SAROJ KUMAR MAZURNDAR Vs. COMMISSIONER OF INCOME TAX WEST BENGAL

Decided On May 04, 1959
SAROJ KUMAR MAZURNDAR Appellant
V/S
COMMISSIONER OF INCOME-TAX, WEST BENGAL Respondents

JUDGEMENT

(1.) J. : The only question for determination in this appeal by special leave, is whether the solitary transaction in respect of about three quarters of an 'acre' of land in the suburbs of Calcutta, was an adventure in the nature of trade and, therefore, liable to income-tax. The assessee is the appellant. He challenges the correctness of the order of the Income-tax Appellate Tribunal, Calcutta Bench, Calcutta, dated 26-3-1954, passed in I. T. A. 5263 of 1953-54, in respect of the Assessment year 1948-49, reversing that of the Appellate Assistant Commissioner of Income-tax, Range "C", Calcutta, dated 5-9-1953.

(2.) THE facts of this case leading up to this appeal are as follows: THE appellant is engaged in various types of business activities, being a share-holder and Director or Managing Director of several limited liability concerns, and is also a partner in the firm known as ''Pioneer Engineering Works". In respect of his income during the previous two assessment years, the appellant was assessed to income-tax on the sums of Rs. 53,000 (1946-47) and Rs.59,000 (1947-48).
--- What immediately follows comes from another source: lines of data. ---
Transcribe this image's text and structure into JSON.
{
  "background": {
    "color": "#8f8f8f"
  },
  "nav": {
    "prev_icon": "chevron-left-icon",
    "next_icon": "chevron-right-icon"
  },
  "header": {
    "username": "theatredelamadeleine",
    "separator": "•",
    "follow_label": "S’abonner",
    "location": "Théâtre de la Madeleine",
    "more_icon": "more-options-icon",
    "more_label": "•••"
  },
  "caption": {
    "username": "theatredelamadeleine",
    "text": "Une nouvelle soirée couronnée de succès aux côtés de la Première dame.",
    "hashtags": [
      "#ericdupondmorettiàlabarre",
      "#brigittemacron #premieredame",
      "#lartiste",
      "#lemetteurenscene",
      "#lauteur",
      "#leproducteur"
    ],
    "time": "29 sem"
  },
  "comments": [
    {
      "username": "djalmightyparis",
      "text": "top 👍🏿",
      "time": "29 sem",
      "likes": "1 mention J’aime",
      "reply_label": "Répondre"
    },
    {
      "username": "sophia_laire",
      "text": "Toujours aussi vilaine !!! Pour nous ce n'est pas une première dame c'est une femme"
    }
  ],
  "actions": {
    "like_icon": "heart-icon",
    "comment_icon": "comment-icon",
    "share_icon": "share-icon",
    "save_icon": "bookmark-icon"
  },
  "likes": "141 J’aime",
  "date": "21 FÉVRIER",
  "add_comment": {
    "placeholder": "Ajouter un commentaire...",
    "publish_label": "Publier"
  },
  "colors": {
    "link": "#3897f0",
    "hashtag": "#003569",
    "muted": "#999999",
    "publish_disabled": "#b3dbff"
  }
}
THE appellant holds investments in shares of the value of Rs. 2,45,000, out of which, according to the assessee, shares of the value of Rs. 1,95,000, though standing in his name, belong to other members of his family, including his father and his wife.

(3.) THE assessee went up in appeal to the Appellate Assistant Commissioner of Income-tax, and challenged the conclusion of the Income-tax Officer that the sum of Rs. 74,000 odd was profit from an adventure in the nature of trade. It was also taken as one of the grounds of appeal by him that in any event, the receipt accrued to the assessee only in 1950, after the transaction of sale had been completed as between the Rani's nominee and the Society. THE Appellate Assistant Commissioner did not agree with the Income-tax Officer that the assessee was not in a position either to complete the transaction of purchase by paying the full amount of consideration, or to erect a building thereon, or to use the land in any other way. He pointed out that under the Scheme, the Society had offered terms of purchase on installments and on execution of a mortgage in respect of the vended property to the extent of 50 per cent of the consideration money. He also pointed out that the assessee had considerable investments to the extent of Rs. 2,45,000 in shares of different limited concerns. He, therefore, came to the conclusion that the assessee was a man of means, and that it could not be said that he had not intended to purchase the plot for his own use. He further held that the motive of making a profit at the time of the purchase, had not been established by the Department, and that it was a "solitary transaction." On these findings, he found himself unable to confirm the finding of the Income-tax Officer that the profit was from an adventure in the nature of trade. He took the view that the appellant had made an investment which had appreciated considerably in value, and that it was undoubtedly a case of appreciation of capital. Treating it as a "Capital Gain", he came to the conclusion that as the payment had been made in 1947, the gain accrued in that year and not in the year 1950, as contended on behalf of the assessee. In the result, he made him liable to pay Capital Gains tax.